When you are living in Expat World, death barely touches you. For one thing, you’re in a working environment, which implies you are young enough and healthy enough to be working. If someone dies, you fly back home and grieve the person, then fly back to where you are working and life goes on. That person isn’t missing from your daily life. You are distracted from grieving by the differences; there are not so many things around to remind you that the person is no longer there.
Being settled, it is an entirely different story. You get used to people, and then, often suddenly, that person is no longer around. You’re still going to all the places you used to see that person, but that person is not there, and never will be again. You think “I’ll just call so-and-so” and then you realize she’ll never answer your call again.
This is all new. Sure, expats move away, but there is always that chance you will run into them again – happens all the time in Expat World. You can call and make plans to meet up somewhere, you can gather for kids weddings. In settled-down world, death puts a big stop to that. It’s a screeching, endless dead-end.

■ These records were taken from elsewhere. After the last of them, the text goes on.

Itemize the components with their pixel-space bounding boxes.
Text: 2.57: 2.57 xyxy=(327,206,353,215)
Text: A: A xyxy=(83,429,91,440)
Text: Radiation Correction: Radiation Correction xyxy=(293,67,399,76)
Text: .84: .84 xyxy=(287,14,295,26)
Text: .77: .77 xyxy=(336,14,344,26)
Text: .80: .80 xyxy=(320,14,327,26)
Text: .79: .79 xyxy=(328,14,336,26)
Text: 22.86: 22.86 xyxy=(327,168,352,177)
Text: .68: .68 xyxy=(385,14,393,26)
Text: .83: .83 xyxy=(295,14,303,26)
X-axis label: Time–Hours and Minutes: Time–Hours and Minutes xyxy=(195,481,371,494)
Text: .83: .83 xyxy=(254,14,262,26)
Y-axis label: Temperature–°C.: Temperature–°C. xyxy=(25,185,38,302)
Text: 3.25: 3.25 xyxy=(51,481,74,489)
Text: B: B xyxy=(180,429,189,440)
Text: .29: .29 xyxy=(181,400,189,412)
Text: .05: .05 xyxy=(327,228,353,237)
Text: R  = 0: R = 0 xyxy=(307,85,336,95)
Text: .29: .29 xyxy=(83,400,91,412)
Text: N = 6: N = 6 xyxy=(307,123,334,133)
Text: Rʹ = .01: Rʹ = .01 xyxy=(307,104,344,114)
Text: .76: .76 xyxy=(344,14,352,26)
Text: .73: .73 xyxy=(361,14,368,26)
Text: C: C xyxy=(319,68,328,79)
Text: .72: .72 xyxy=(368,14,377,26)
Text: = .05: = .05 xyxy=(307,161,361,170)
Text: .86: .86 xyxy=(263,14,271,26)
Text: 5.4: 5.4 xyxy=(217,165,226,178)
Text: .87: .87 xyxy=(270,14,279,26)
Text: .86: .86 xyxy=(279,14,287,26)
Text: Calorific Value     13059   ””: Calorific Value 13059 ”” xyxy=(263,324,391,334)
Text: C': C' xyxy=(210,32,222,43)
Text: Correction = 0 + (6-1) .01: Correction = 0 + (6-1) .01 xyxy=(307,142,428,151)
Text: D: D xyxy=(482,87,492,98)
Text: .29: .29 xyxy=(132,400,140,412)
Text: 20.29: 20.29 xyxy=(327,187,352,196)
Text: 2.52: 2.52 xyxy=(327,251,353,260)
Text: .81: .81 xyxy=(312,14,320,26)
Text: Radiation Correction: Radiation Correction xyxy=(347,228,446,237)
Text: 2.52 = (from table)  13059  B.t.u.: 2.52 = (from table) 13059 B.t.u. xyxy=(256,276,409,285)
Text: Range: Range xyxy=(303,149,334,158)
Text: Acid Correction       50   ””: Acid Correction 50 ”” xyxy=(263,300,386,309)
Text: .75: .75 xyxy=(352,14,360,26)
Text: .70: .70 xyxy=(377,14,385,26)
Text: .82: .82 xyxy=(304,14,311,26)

I lost a friend this week, a woman who has been kind to me since the day I walked into the church. She made me feel welcome and she made me feel loved, and like I belonged there. It wasn’t just me, she was kind and welcoming to everyone, and a lot of fun to be around. I hugged her the day before she died as we had a quick greeting in the Parish Hall. I adored her, and I admired her, and she leaves a big hole in my heart.
I don’t wish her alive again; she lost her husband just months ago, and I know in my heart that my grief is my own, that she is happy to be with her departed husband. But this death stuff is painful. It makes me want to run get on a plane and go somewhere else, to go away from this infinite feeling of loss. To my chagrin, I also think this is a piece of growing up that I ran away from for a long time, and am learning later in life than most people.
We are still grieving the loss of Pete. He is buried in the butterfly garden, so he is nearby. We second-guess ourselves all the time, going over our choices, regretting having caused him any pain and anguish as he lived his last week. I hear the tinkle of his little name tag and forget it can’t be Pete; my husband steps over where he would lie in the hallway, equidistant between our offices. This death stuff is hard.
So sorry, my friend. Yes, this is a lesson for you. The hardest thing is the holes left when friends/loved ones are no longer there but you still have to go and do in those same places. They are no longer in context. Like a physical injury, time heals. It is never quite the same but it still works. Trust in the Lord.
Yes. Trust. And oh, OUCH! Thank you for your good words; you always know what to say my friend.
Intlxpatr
Sorry to hear about the loss of your kind friend ,
It makes you wonder , why do the nice people seem to depart first .
Last year two of my nicests ex co workers ( middle aged indians ) passed away , in kuwait and they had to be sent back home ,after spending their youth years in kuwait and raising their families here ???
It’s tragic, Daggero, and it seems like such a waste. And yet . . . . as believers, you and I have to believe that they are in a better place. I know my grief is selfish; my friend lost her husband months ago and grieved him mightily. I know she is where she would rather be. I am embarrassed my grief is for myself, that I will miss her goodness here on earth.